Ceftolozane-tazobactam for the treatment of multidrug-resistant Pseudomonas aeruginosa pneumonia in a patient receiving intermittent hemodialysis [Case Report]

Purpose

The safety and effectiveness of ceftolozane–tazobactam for the treatment of multidrug-resistant (MDR) Pseudomonas aeruginosa pneumonia in a patient receiving intermittent hemodialysis are reported.

Case report

A 79-year-old African-American man arrived at an emergency trauma center from a nursing home via ambulance with shortness of breath and potential nasogastric tube misplacement. His medical history included end-stage renal disease (ESRD) for which he was receiving intermittent hemodialysis 3 times per week, hypertension, sacral ulcer, coronary artery bypass graft surgery, and P. aeruginosa colonization of his airway. His white blood cell count was elevated, and a chest radiograph revealed atelectasis or infiltrates.

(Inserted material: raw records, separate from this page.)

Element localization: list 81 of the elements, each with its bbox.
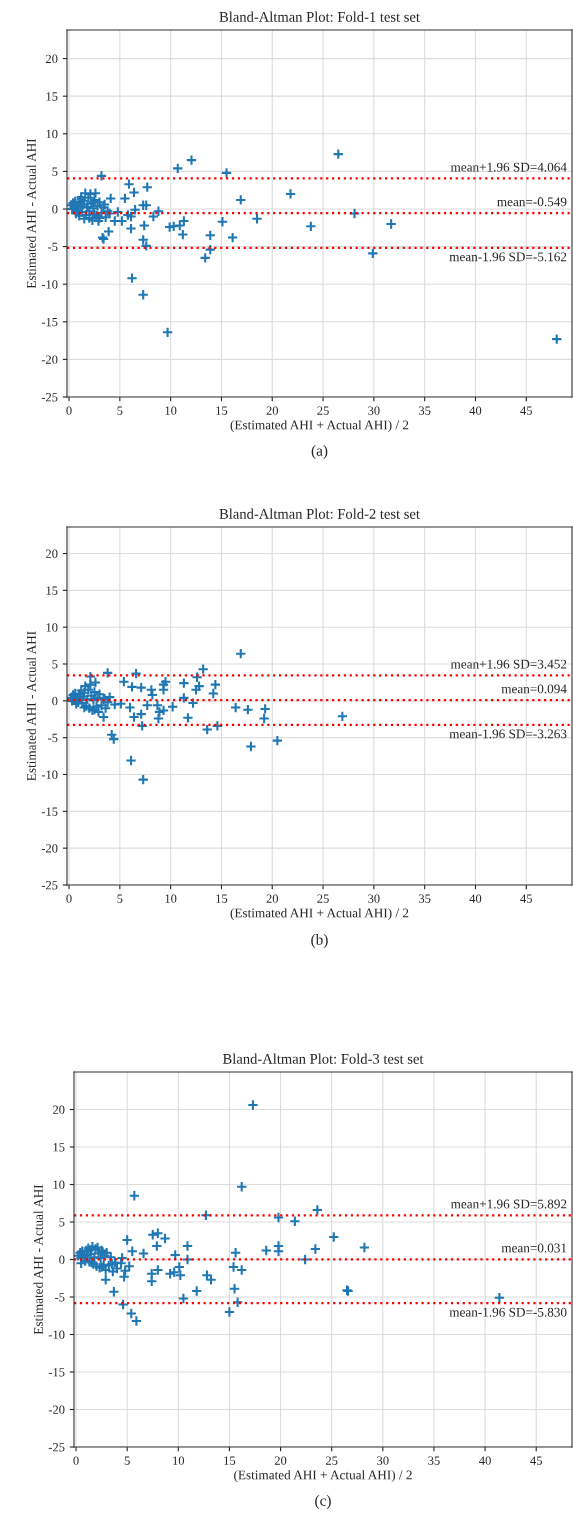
x-tick-label: 5 <box>117 406 123 415</box>
x-tick-label: 30 <box>368 894 380 903</box>
x-tick-label: 25 <box>317 894 329 903</box>
x-tick-label: 20 <box>266 406 279 415</box>
chart-title: Bland-Altman Plot: Fold-2 test set <box>219 508 420 519</box>
x-tick-label: 15 <box>216 406 228 415</box>
y-tick-label: 10 <box>46 623 58 632</box>
text: (a) <box>311 445 328 459</box>
y-tick-label: 15 <box>46 586 58 595</box>
x-tick-label: 10 <box>165 894 177 903</box>
x-tick-label: 45 <box>520 894 533 903</box>
x-tick-label: 40 <box>469 406 482 415</box>
y-tick-label: -5 <box>48 242 58 252</box>
y-tick-label: -5 <box>48 733 58 743</box>
y-tick-label: 15 <box>53 1143 65 1152</box>
ref-line-label: mean-1.96 SD=-3.263 <box>449 729 567 739</box>
x-tick-label: 25 <box>317 406 329 415</box>
x-tick-label: 40 <box>479 1456 491 1465</box>
y-tick-label: 10 <box>53 1180 65 1189</box>
y-tick-label: -20 <box>48 1405 65 1414</box>
ref-line-label: mean+1.96 SD=4.064 <box>450 162 567 172</box>
y-axis-title: Estimated AHI - Actual AHI <box>26 138 36 289</box>
chart-title: Bland-Altman Plot: Fold-3 test set <box>222 1053 424 1064</box>
y-tick-label: -20 <box>41 844 58 853</box>
x-tick-label: 20 <box>266 894 279 903</box>
x-tick-label: 30 <box>368 406 380 415</box>
y-tick-label: 5 <box>59 1218 65 1227</box>
y-tick-label: 20 <box>46 549 58 558</box>
x-tick-label: 45 <box>530 1456 542 1465</box>
x-tick-label: 25 <box>325 1456 338 1465</box>
y-tick-label: -25 <box>41 393 58 402</box>
y-tick-label: 0 <box>52 696 58 706</box>
text: (c) <box>315 1495 331 1509</box>
x-tick-label: 10 <box>165 406 177 415</box>
ref-line-label: mean+1.96 SD=5.892 <box>450 1199 567 1209</box>
y-axis-title: Estimated AHI - Actual AHI <box>26 631 36 781</box>
y-tick-label: -25 <box>48 1443 65 1452</box>
x-axis-title: (Estimated AHI + Actual AHI) / 2 <box>230 420 409 433</box>
y-tick-label: -20 <box>41 355 58 364</box>
chart-title: Bland-Altman Plot: Fold-1 test set <box>219 11 420 22</box>
y-tick-label: -10 <box>48 1330 65 1339</box>
x-tick-label: 0 <box>66 406 72 415</box>
y-tick-label: 5 <box>52 660 58 669</box>
x-tick-label: 35 <box>419 894 431 903</box>
x-tick-label: 35 <box>419 406 431 415</box>
y-tick-label: -15 <box>48 1368 65 1377</box>
y-tick-label: -25 <box>41 881 58 890</box>
x-tick-label: 0 <box>73 1456 79 1465</box>
y-tick-label: 20 <box>53 1105 65 1114</box>
y-tick-label: 0 <box>52 205 58 214</box>
x-tick-label: 20 <box>274 1456 287 1465</box>
x-tick-label: 45 <box>520 406 533 415</box>
x-tick-label: 5 <box>117 894 123 903</box>
ref-line-label: mean=0.031 <box>501 1243 567 1253</box>
ref-line-label: mean-1.96 SD=-5.830 <box>449 1307 567 1317</box>
y-tick-label: -10 <box>41 280 58 289</box>
y-tick-label: -15 <box>41 317 58 327</box>
x-tick-label: 5 <box>124 1456 130 1465</box>
text: (b) <box>311 934 328 948</box>
x-tick-label: 30 <box>377 1456 389 1465</box>
ref-line-label: mean+1.96 SD=3.452 <box>450 659 567 669</box>
y-tick-label: 0 <box>59 1255 65 1264</box>
x-tick-label: 15 <box>216 894 228 903</box>
y-tick-label: 5 <box>52 167 58 176</box>
y-tick-label: 15 <box>46 92 58 101</box>
x-tick-label: 15 <box>224 1456 236 1465</box>
x-axis-title: (Estimated AHI + Actual AHI) / 2 <box>230 908 409 921</box>
y-tick-label: -15 <box>41 807 58 816</box>
ref-line-label: mean=-0.549 <box>497 197 567 207</box>
y-tick-label: -10 <box>41 770 58 779</box>
x-tick-label: 10 <box>173 1456 185 1465</box>
ref-line-label: mean-1.96 SD=-5.162 <box>449 252 567 262</box>
ref-line-label: mean=0.094 <box>501 684 567 694</box>
y-tick-label: -5 <box>55 1293 65 1302</box>
x-tick-label: 0 <box>66 894 72 903</box>
x-tick-label: 40 <box>469 894 482 903</box>
y-tick-label: 20 <box>46 54 58 64</box>
y-axis-title: Estimated AHI - Actual AHI <box>33 1184 43 1335</box>
x-axis-title: (Estimated AHI + Actual AHI) / 2 <box>234 1470 412 1483</box>
y-tick-label: 10 <box>46 129 58 139</box>
x-tick-label: 35 <box>428 1456 440 1465</box>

As a result, aspiration pneumonia was suggested, and empirical vancomycin and piperacillin–tazobactam were initiated. A few days later, his sputum culture grew MDR P. aeruginosa. Empirical antibiotics were then discontinued, and targeted therapy with ceftolozane–tazobactam i.v. was initiated. A loading dose of ceftolozane–tazobactam 1.5 g i.v. was administered, followed by a maintenance dosage of 300 mg every 8 hours. Following the fifth dose, random ceftolozane–tazobactam plasma concentrations were measured and noncompartmental pharmacokinetics were calculated. After completing a 13-day course of ceftolozane–tazobactam, the patient was discharged from the hospital in stable condition and did not experience any adverse events with ceftolozane–tazobactam.

Conclusion

In a patient with ESRD receiving intermittent hemodialysis, a ceftolozane–tazobactam loading dose of 1.5 g i.v. followed by a maintenance dosage of 300 mg every 8 hours appeared to be safe and effective in the treatment of nosocomial pneumonia caused by MDR P. aeruginosa.